The reality is, however, I am no different from them. Learning is just as messy for me. I’ve been given a project in my new job. I have been feeling the Titanic analogy rather acutely. It was a visit form a former student today that helped my perspective shift from the Titanic to Wonderland. As I tried to explain briefly what my iceberg was about, she looked a little amused. I realized that I sounded just like my students do when they reach that level of frustration in learning. At the moment this clicked with me, she said something to the effect of “Wow, you’ve learned a lot in a very short time about this.”
I’m a Learner, too, not just a Teacher, and learning is messy. So now, armed with my Figment mug of tea, I will jump back into the rabbit hole and continue this journey…into Wonderland. Perhaps I will meet the caterpillar who fervently demands to know who I am. I am a teacher, but I am also a learner…and well, learning is messy. And I do love being on both ends of it.

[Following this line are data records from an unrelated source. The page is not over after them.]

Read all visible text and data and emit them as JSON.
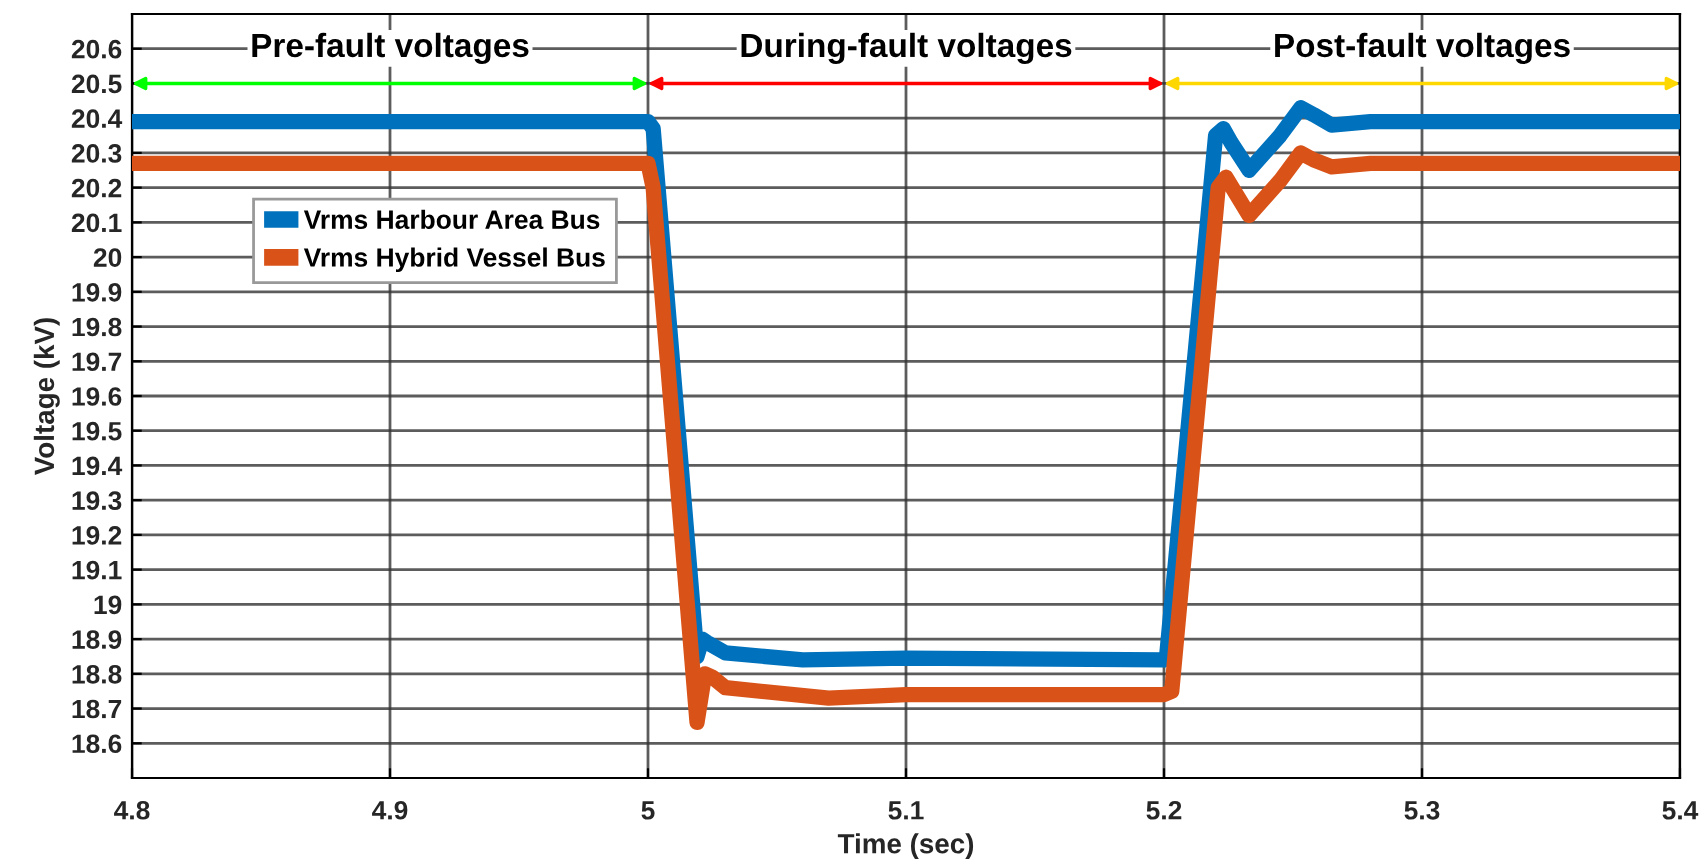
{
  "chart_data": {
    "type": "line",
    "xlabel": "Time (sec)",
    "ylabel": "Voltage (kV)",
    "xlim": [
      4.8,
      5.4
    ],
    "xticks": [
      4.8,
      4.9,
      5,
      5.1,
      5.2,
      5.3,
      5.4
    ],
    "ylim": [
      18.5,
      20.7
    ],
    "yticks": [
      18.6,
      18.7,
      18.8,
      18.9,
      19,
      19.1,
      19.2,
      19.3,
      19.4,
      19.5,
      19.6,
      19.7,
      19.8,
      19.9,
      20,
      20.1,
      20.2,
      20.3,
      20.4,
      20.5,
      20.6
    ],
    "grid": true,
    "legend": "top left",
    "line_style": "solid",
    "marker": "none",
    "annotations": [
      "Pre-fault voltages",
      "During-fault voltages",
      "Post-fault voltages"
    ],
    "series": [
      {
        "name": "Vrms Harbour Area Bus",
        "color": "#0072bd",
        "x": [
          4.8,
          5.0,
          5.002,
          5.019,
          5.021,
          5.023,
          5.03,
          5.06,
          5.1,
          5.2,
          5.201,
          5.22,
          5.223,
          5.226,
          5.233,
          5.245,
          5.253,
          5.258,
          5.265,
          5.28,
          5.4
        ],
        "values": [
          20.39,
          20.39,
          20.37,
          18.85,
          18.9,
          18.89,
          18.86,
          18.84,
          18.845,
          18.84,
          18.85,
          20.35,
          20.37,
          20.33,
          20.25,
          20.35,
          20.43,
          20.41,
          20.38,
          20.39,
          20.39
        ]
      },
      {
        "name": "Vrms Hybrid Vessel Bus",
        "color": "#d95319",
        "x": [
          4.8,
          5.0,
          5.002,
          5.019,
          5.022,
          5.025,
          5.03,
          5.07,
          5.1,
          5.2,
          5.203,
          5.221,
          5.224,
          5.233,
          5.245,
          5.253,
          5.258,
          5.265,
          5.28,
          5.4
        ],
        "values": [
          20.27,
          20.27,
          20.2,
          18.66,
          18.8,
          18.79,
          18.76,
          18.73,
          18.74,
          18.74,
          18.75,
          20.2,
          20.23,
          20.12,
          20.22,
          20.3,
          20.28,
          20.26,
          20.27,
          20.27
        ]
      }
    ]
  }
}
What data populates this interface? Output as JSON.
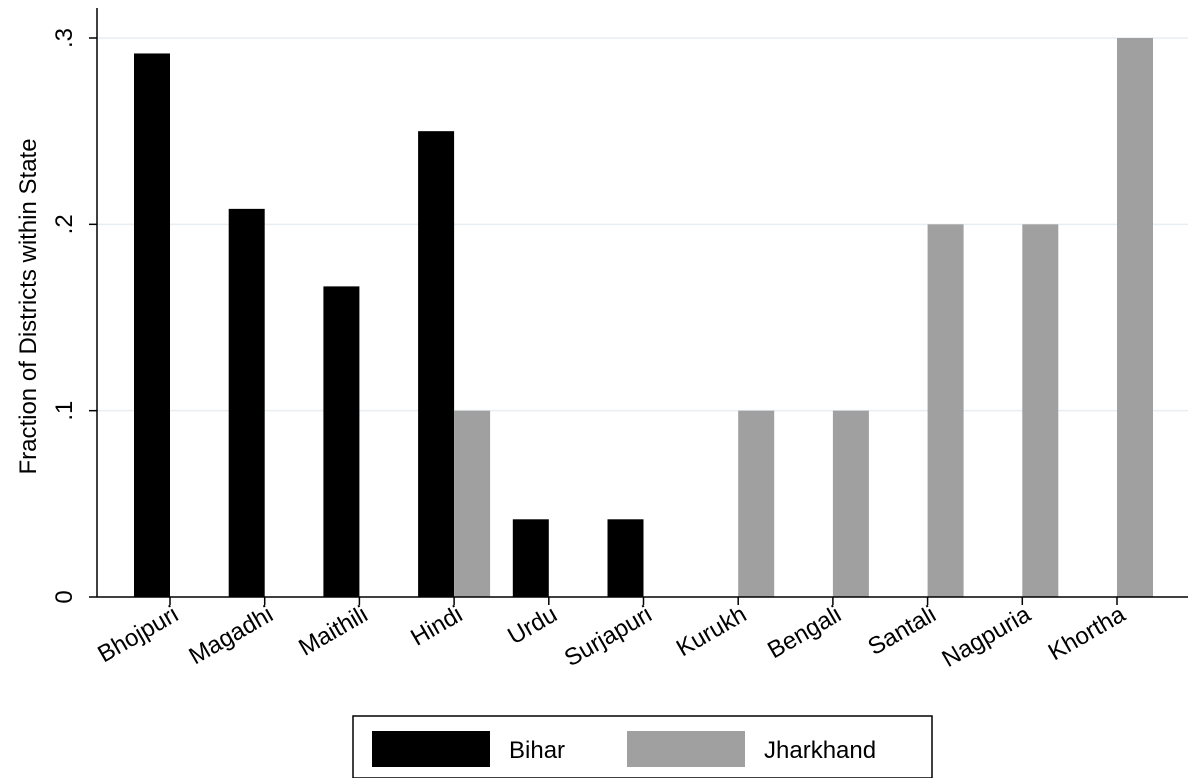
{
  "chart_data": {
    "type": "bar",
    "categories": [
      "Bhojpuri",
      "Magadhi",
      "Maithili",
      "Hindi",
      "Urdu",
      "Surjapuri",
      "Kurukh",
      "Bengali",
      "Santali",
      "Nagpuria",
      "Khortha"
    ],
    "series": [
      {
        "name": "Bihar",
        "color": "#000000",
        "values": [
          0.2917,
          0.2083,
          0.1667,
          0.25,
          0.0417,
          0.0417,
          null,
          null,
          null,
          null,
          null
        ]
      },
      {
        "name": "Jharkhand",
        "color": "#a0a0a0",
        "values": [
          null,
          null,
          null,
          0.1,
          null,
          null,
          0.1,
          0.1,
          0.2,
          0.2,
          0.3
        ]
      }
    ],
    "title": "",
    "xlabel": "",
    "ylabel": "Fraction of Districts within State",
    "ylim": [
      0,
      0.3
    ],
    "yticks": [
      0,
      0.1,
      0.2,
      0.3
    ],
    "ytick_labels": [
      "0",
      ".1",
      ".2",
      ".3"
    ],
    "grid": true,
    "legend_position": "bottom"
  }
}
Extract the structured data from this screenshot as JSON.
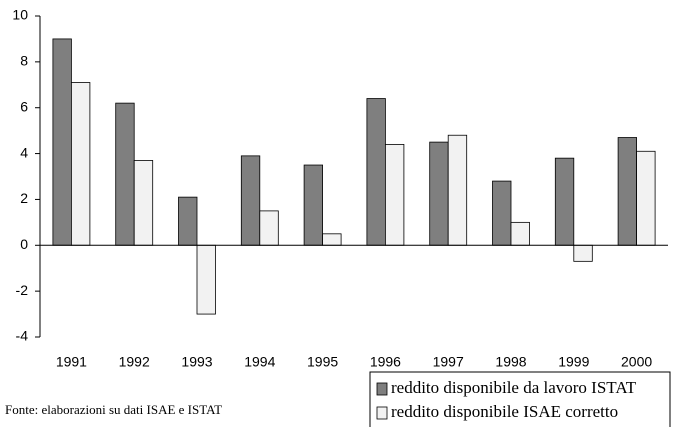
{
  "chart_data": {
    "type": "bar",
    "categories": [
      "1991",
      "1992",
      "1993",
      "1994",
      "1995",
      "1996",
      "1997",
      "1998",
      "1999",
      "2000"
    ],
    "series": [
      {
        "name": "reddito disponibile da lavoro ISTAT",
        "color": "#7f7f7f",
        "values": [
          9.0,
          6.2,
          2.1,
          3.9,
          3.5,
          6.4,
          4.5,
          2.8,
          3.8,
          4.7
        ]
      },
      {
        "name": "reddito disponibile ISAE corretto",
        "color": "#f2f2f2",
        "values": [
          7.1,
          3.7,
          -3.0,
          1.5,
          0.5,
          4.4,
          4.8,
          1.0,
          -0.7,
          4.1
        ]
      }
    ],
    "ylim": [
      -4,
      10
    ],
    "yticks": [
      -4,
      -2,
      0,
      2,
      4,
      6,
      8,
      10
    ],
    "grid": false,
    "legend": "bottom-right",
    "source": "Fonte: elaborazioni su dati ISAE e ISTAT"
  }
}
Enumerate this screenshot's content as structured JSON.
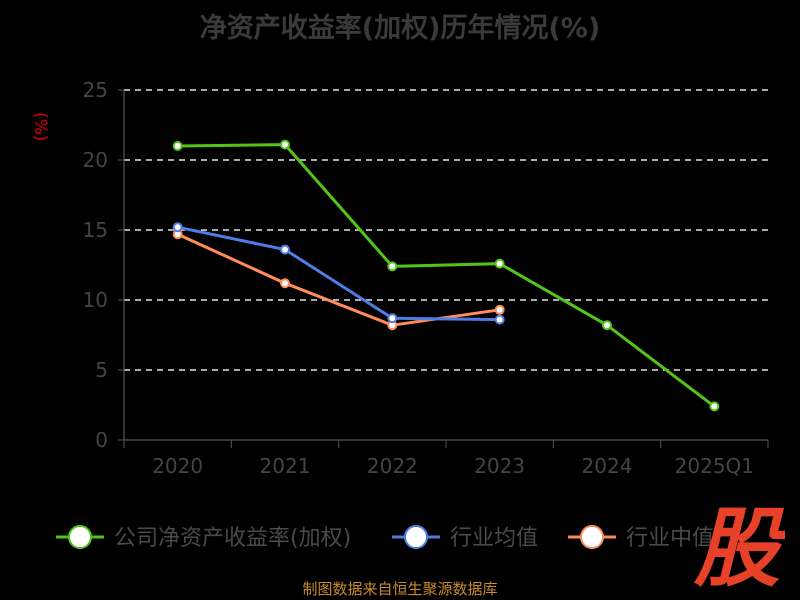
{
  "title": "净资产收益率(加权)历年情况(%)",
  "unit_label": "(%)",
  "source": "制图数据来自恒生聚源数据库",
  "logo": {
    "text": "股",
    "color": "#e8412a"
  },
  "chart_data": {
    "type": "line",
    "title": "净资产收益率(加权)历年情况(%)",
    "xlabel": "",
    "ylabel": "(%)",
    "categories": [
      "2020",
      "2021",
      "2022",
      "2023",
      "2024",
      "2025Q1"
    ],
    "ylim": [
      0,
      25
    ],
    "yticks": [
      0,
      5,
      10,
      15,
      20,
      25
    ],
    "grid": true,
    "legend_position": "bottom",
    "series": [
      {
        "name": "公司净资产收益率(加权)",
        "color": "#52c41a",
        "values": [
          21.0,
          21.1,
          12.4,
          12.6,
          8.2,
          2.4
        ]
      },
      {
        "name": "行业均值",
        "color": "#4e7de6",
        "values": [
          15.2,
          13.6,
          8.7,
          8.6,
          null,
          null
        ]
      },
      {
        "name": "行业中值",
        "color": "#ff8c5a",
        "values": [
          14.7,
          11.2,
          8.2,
          9.3,
          null,
          null
        ]
      }
    ]
  }
}
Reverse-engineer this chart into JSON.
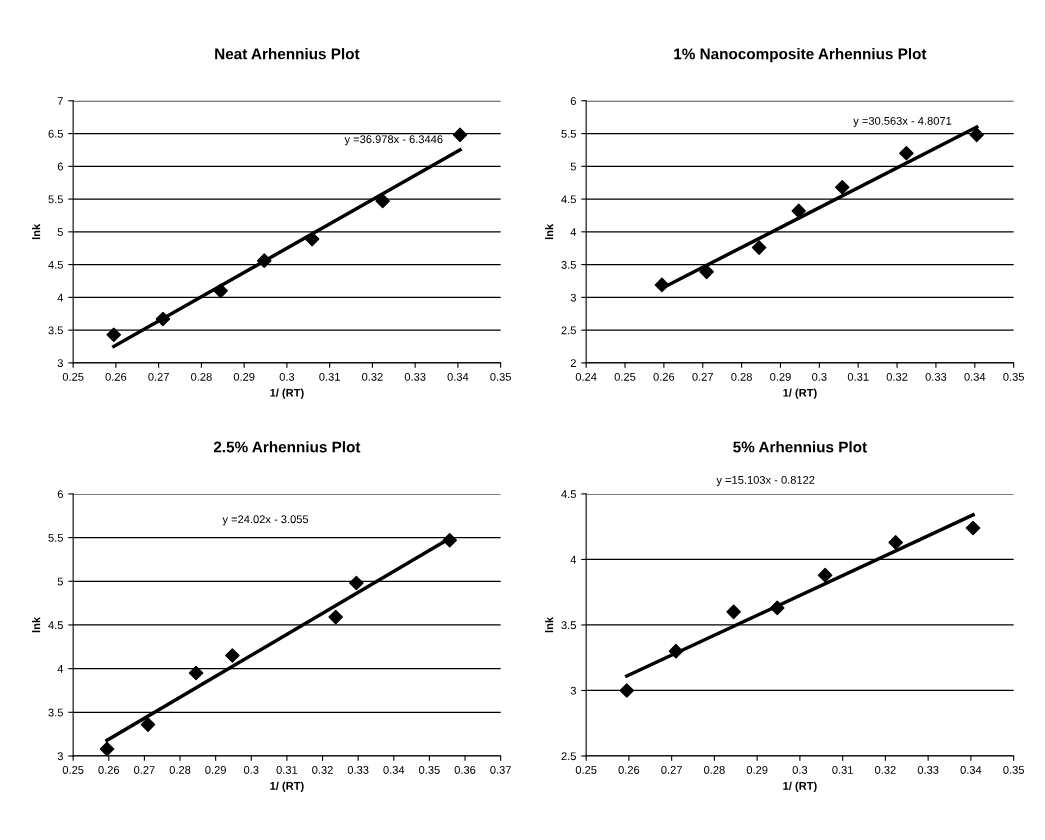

As I begin this exciting dive into educational cyberspace, I am finding myself a bit conflicted. I love this new job. I love the journey I am taking into building an online identity. I love the ideas that are sparked as I experience the process. I have also had moments of feeling lost. Yesterday, for the first time since 1995, I did not spend the first day of the semester amongst my students. Whether I was in the classroom with them or preparing to be at some point that week, I have always been with students – sitting in the lobby of the building with them, greeting them, or having lunch or a cup of tea with those who walk by my open office door if I actually decide to be in there for any length of time. I would reach out to this experience in subconscious ways I was not aware of until this past weekend and particularly yesterday, where those tentacles reaching for that connection seemed to be flailing. Sure, I saw their posts on Facebook about being back, and I am on a campus where there are students, but something in me felt somehow disconnected. I would reach for the computer to pull up the syllabus for the upcoming topics, look for the e-mail with the classroom schedule to put it on my calendar…I don’t have a syllabus or a schedule to check, because I’m not coordinating or teaching a class. I felt a huge void, and it was painful. Reconciling that deep feeling of loss with that of the excitement of my new role in the University proved to be exhausting.
Then today I realized….
I can teach, anyone, wherever I am, whatever I’m doing. I can make that as formal or informal as I’d like. I can develop a formal course for credit with measurable objectives for a specific audience and go through the process of curriculum committee approval. OR…I can start a thread on Reddit. I can create a MOOC. I can post things I am learning about in my new job on Facebook or Tweet about them, and some will learn, and some will teach me, as my students always have.
This likely seems like an obvious thing to many people, and those who know me might be thinking that I have always been one seeking innovative ideas for teaching and wanting to try them out, but the sudden realization of the mental constraints I was wrapped in and the bursting from those shackles into educational freedom was exhilarating!
Education is everywhere, in everything. Every interaction can teach something. The online world has given us endless possibilities for learning from and teaching each other. And I love that.